NATAL. A CONSOADA . A MISSA DO GALO
Não há noite tão notável em todo o ano como a noite do Natal, em que as famílias se visitam e oferecem filhoses e outras guloseimas.
Nessa noite há ainda o costume da consoada, que consiste numa ceia abundante, muito melhor que as outras do resto do ano.
Todos jejuam, grandes e pequenos, diz o chefe da família, porque:
Quem não jejua nos Santos e no Natal
Ou é burro ou animal.
Desse modo jantam ao meio-dia e ceiam pouco depois do pôr do sol, geralmente na cozinha, ao calor da fogueira, que aquece a família toda, ao mesmo tempo que vai secando a latada de chouriças, paios, morcelas e farinheiras, numa grande porção de varas, balouçando-se como arrecadas sob o caniço cheio de castanhas.
Sobre o mourão de granito assenta o pichel de estanho e, cravado na cinza da pilheira, está guardado o espeto.

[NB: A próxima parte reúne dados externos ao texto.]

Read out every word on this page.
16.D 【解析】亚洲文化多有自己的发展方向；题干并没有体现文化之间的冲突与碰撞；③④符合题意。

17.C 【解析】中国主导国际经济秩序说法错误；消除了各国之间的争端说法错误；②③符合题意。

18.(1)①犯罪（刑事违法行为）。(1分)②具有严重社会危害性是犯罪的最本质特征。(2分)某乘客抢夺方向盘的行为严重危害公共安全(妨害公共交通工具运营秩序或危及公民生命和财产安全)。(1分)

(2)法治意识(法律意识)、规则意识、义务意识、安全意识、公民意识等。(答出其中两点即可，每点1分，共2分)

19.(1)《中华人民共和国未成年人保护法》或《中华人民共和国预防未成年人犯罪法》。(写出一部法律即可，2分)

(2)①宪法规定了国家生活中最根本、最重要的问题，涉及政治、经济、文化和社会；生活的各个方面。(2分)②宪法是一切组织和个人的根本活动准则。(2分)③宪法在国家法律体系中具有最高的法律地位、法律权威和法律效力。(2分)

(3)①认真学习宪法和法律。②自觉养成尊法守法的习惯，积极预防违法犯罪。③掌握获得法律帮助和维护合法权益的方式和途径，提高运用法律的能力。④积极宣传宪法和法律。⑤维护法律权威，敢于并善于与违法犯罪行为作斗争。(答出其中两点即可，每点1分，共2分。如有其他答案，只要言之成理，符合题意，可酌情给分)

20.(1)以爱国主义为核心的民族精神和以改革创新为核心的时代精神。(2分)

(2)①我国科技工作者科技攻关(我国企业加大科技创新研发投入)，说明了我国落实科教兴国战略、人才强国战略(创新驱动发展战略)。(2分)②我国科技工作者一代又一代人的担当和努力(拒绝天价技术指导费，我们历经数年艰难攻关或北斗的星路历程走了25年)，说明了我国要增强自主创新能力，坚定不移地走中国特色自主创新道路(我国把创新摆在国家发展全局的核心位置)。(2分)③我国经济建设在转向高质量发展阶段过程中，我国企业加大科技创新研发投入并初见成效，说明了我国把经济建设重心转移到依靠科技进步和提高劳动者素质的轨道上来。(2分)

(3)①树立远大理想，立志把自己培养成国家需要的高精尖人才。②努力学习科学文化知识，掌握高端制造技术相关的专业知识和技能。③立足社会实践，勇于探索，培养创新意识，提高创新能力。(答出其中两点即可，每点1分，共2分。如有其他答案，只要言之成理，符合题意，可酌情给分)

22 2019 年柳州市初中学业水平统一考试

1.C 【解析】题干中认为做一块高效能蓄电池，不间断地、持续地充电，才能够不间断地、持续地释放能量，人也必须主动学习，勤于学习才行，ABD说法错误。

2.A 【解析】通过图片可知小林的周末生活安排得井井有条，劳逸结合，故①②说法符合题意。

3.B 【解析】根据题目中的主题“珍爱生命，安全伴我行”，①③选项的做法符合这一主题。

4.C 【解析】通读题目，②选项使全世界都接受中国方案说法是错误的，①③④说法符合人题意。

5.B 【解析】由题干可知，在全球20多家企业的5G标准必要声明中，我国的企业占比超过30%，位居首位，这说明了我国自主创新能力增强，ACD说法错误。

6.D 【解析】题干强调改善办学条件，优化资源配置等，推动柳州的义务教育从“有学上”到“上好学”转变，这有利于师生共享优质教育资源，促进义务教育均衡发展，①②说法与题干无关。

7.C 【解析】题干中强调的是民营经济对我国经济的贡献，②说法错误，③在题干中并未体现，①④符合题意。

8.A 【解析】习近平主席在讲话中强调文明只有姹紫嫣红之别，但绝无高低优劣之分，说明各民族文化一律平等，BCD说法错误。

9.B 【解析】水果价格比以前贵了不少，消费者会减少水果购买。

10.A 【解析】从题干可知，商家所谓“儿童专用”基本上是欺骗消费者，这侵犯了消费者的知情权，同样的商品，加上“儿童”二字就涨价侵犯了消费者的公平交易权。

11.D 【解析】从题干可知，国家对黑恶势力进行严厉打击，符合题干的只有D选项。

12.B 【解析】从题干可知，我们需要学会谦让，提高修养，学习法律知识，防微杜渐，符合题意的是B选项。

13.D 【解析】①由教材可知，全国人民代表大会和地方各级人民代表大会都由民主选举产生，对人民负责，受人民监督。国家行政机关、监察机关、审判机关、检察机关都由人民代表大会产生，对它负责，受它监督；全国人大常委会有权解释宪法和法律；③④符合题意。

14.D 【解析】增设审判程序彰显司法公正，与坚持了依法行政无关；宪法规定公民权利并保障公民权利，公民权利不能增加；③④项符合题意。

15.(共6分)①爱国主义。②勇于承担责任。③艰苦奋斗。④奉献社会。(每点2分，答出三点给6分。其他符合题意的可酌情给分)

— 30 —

Algumas panelas de ferro fervem, cheias de bacalhau e batatas, ou acabando o caldo verde, ao mesmo tempo que, segura na trempe, se vê a sertã, onde lindas trutas vão corando e, numa panela maior, também de ferro, nada já o bucho que há-de ser comido por parentes e amigos no dia seguinte- dia do Natal.
A dona da casa desvia as brasas para a trempe, com a ferra ou com a tenaz da cozinha, deitando-as na braseira e o marido, no assador, mexe as castanhas, que dão estoiros atroadores.
Sentados em toscos bancos ou mezentes de três pés, cercam todos a mesa, coberta de alva toalha caseira.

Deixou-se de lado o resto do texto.